第9話 わたしたちは大切にしてほしい

 一週間まえ、学校で友達と口論になった。それ以降、恋人クロエのようすがおかしい。メッセージを送っても返事が帰ってくるのは翌々日だし、学校であってもはなしてくれない。ようやく事情がきけたのはそれからさらに十日後の放課後のことだった。


「だってブルーノ、学校でグループのみんなが片づけをしなかったくらいで怒鳴るんだもん」

 彼女はすぐに怒りにまかせるブルーノが嫌いだという。


「だったらぼくが毎回毎回、にこにこして注意してたらよかったっていうのか」


「そんなこといってないじゃない」


「ごめん、ぼくが悪かったよ。このはなしはもうおわりにしよう」

 どうしてぼくが謝らないといけないんだ。でもこうやって相手がしおれた顔をすると、ブルーノは謝らずにはいられなかった。むしゃくしゃしてメニュー表をぐちゃぐちゃにしたくなる衝動をおさえ〈季節の限定メニュー〉をひらいた。

 家に帰るやいなやベッドに倒れこんでうごきたくなくなる。結局、気分が乗らないといわれて、パフェをたのむことはなかった。感情をおもてにだすのがそんなに悪いことなのか。

(ぼくは他人ひとよりも感情を我慢しているとおもうけれど)

 クロエはそうはおもってくれないらしい。翌日の昼間、部屋で魔道具を確認するけれど彼女からのメッセージはない。ブルーノは二階のキッチンで、母がつくりおいてくれたミートパイを食べて部屋へ戻った。魔道具には未読メッセージを知らせるランプがついていた。


「なんだ、ロックか」

 メッセージのあるじは彼女じゃなかった。

 そうか、学校を休むついでにバイトも休んだから、しわよせがあいつにいったのか。


『ぐあい悪いんだって?大丈夫かよ』 かえす言葉がみつからない。







「ピーンポーン」

 チャイムのおとで目がさめた。なんてかえすか考えているうちにベッドで寝てしまっていたらしい。目ヤニをこすりながら、ぼさぼさの髪をなでつけて玄関へむかった。


「うわまじで具合悪そうじゃん」


「なんかようか」


「なんかようかじゃねえよ。おまえ返事しないからさあ、店長に明日出勤できるのかきいてきてくれっていわれたんだよ」


「ああ————悪い。無理そう」


「わかった。いま連絡しとくよ」

 ロックはそういいながら家にあがってくる。いや帰らないのかよとはいえず、ふたりで一階のリビングにすわった。

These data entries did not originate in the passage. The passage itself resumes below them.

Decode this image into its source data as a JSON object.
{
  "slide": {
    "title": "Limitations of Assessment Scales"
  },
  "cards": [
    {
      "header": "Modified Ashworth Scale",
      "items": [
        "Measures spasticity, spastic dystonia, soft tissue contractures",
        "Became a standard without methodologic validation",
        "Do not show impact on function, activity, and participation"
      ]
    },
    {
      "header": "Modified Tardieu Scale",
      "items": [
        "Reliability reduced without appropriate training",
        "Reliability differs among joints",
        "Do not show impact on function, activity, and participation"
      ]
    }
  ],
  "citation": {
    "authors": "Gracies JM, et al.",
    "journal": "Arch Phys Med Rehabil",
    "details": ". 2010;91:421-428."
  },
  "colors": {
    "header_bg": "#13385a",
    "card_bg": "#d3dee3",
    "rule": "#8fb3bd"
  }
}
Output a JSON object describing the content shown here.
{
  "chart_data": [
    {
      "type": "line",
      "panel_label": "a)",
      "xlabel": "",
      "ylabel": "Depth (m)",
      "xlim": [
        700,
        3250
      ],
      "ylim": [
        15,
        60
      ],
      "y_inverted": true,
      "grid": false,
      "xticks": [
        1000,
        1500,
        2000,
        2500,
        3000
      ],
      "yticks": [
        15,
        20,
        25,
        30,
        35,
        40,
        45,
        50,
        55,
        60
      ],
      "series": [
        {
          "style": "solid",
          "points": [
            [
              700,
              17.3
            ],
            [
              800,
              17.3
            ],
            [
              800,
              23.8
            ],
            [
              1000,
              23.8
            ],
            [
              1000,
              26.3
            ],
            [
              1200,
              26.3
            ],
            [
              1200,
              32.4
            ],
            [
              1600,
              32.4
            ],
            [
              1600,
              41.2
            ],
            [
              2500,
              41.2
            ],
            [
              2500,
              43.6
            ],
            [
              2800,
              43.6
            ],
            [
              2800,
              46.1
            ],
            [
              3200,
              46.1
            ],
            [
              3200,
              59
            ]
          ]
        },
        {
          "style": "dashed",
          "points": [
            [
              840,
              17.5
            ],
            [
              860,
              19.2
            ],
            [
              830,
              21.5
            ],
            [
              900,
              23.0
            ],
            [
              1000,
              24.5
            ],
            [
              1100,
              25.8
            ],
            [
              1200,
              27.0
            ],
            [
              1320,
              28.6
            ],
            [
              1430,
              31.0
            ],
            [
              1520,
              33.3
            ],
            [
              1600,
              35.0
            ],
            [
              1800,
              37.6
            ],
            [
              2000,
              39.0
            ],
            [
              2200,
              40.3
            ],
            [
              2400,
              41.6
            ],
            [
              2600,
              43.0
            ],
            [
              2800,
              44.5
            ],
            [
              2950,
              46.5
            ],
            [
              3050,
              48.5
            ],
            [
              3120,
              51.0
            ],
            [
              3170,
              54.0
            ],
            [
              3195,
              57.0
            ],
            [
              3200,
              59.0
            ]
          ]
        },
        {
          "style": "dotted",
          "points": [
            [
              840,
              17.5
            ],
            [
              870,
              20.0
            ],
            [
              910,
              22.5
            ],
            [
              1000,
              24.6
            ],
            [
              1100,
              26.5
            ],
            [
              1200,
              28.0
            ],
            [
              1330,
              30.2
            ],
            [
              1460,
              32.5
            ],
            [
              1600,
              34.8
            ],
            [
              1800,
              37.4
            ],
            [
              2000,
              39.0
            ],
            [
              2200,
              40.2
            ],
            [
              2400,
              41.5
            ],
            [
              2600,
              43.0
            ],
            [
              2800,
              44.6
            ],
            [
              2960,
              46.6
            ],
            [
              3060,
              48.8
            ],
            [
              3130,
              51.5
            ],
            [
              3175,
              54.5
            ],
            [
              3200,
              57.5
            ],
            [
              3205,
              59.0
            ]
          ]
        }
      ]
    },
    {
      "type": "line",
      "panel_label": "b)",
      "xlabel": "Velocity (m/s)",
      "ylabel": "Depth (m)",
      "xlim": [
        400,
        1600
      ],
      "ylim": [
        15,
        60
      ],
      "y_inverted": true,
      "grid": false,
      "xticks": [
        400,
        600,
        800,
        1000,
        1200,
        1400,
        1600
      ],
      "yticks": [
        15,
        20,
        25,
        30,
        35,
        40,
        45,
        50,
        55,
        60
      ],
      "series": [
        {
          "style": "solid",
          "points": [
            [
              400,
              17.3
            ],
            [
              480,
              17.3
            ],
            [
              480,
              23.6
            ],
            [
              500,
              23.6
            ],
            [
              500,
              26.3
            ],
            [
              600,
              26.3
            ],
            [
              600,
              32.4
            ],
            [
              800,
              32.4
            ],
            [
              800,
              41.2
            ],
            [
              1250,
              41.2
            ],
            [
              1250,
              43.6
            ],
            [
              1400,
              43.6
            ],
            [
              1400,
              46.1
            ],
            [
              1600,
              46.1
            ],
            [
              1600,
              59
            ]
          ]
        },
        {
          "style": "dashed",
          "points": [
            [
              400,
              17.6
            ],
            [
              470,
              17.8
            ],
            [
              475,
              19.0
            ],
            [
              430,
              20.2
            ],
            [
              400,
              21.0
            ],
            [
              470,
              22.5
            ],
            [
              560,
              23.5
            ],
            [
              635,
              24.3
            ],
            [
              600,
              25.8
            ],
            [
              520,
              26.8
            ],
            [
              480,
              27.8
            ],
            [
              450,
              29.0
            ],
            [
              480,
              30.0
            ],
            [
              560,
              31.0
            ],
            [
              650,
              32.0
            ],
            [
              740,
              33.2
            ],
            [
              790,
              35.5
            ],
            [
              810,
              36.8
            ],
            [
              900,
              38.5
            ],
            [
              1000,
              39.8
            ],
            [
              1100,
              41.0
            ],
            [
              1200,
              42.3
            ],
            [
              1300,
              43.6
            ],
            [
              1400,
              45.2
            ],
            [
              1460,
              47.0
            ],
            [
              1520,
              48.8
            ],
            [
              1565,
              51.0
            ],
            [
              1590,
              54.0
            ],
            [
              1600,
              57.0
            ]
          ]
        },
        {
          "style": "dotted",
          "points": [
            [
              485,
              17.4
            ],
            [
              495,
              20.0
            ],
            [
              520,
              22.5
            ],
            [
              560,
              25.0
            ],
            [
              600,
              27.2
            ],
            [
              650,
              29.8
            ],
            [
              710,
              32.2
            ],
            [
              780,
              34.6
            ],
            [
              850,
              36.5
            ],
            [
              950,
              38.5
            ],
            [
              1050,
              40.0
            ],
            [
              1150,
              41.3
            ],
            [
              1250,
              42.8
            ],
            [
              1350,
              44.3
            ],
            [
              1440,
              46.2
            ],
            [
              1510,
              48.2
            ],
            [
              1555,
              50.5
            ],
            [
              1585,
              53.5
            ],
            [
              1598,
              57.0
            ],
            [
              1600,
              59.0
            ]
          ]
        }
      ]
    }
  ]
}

「いやあ疲れた。今日すげえめんどくさい客きたんだぜ。あ、これしいれな」

 彼はジュースをあおりながら、お菓子や飲み物がたんまりはいった袋をわたしてきた。


「ありがとう、いくらした」


「いいよそんなん。店長が金払ってくれてっから、てかさ。おまえ進路どうするのか決めた?」


「いや」

 そいえば彼女と同じとこいって同棲しようみたいなはなししてたなあ。今のままじゃ無理だろうな。


「ふーん」ロックはじいっとしばらくみつめてきた。


「彼女となんかあったの」

 図星でこたえられずにいると、彼は「やっぱ女がらみか」と足をのばして笑った。どうしてわかるんだろうか。


「二年も一緒にバイトしてたらそりゃわかるさ。で、なにがあったんだよ」

 他学院のこいつにならぐちってもばれないか。ブルーノはたまりにたまっていたクロエへのうっぷんをすこしづつはきだした。途中からはヒートアップして何をどこまではなしたのかわからなくなっていたが、もうなんとでもなれ。それよりもロックがそっけなくうなずいていたのがに食わなかった。


「そりゃおまえが未熟だったんじゃないか。怒ってるやつって結構めんどくさいし、面白くて怖いからな」


「んだよそれ」意味がわからない。



「いやはたからみてるとおもろいんだけど、ほこさきがこっちにむくと怖いのよ。あとめんどいし」

 こいつは怒ったことがないのだろうか。


「ま、ちょっといいレストラン予約して、ちょっといいプレゼントでも準備して、仲直りしたらいいじゃん?」

 ロックが帰るというので玄関まで見送ると、すっかり日が暮れていた。仲直りか。果たしてうまくいくのだろうか。無力感にすべてを投げだしたくなっているのにもかかわらず、ブルーノは魔道具で評判のいいレストランを検索するのであった。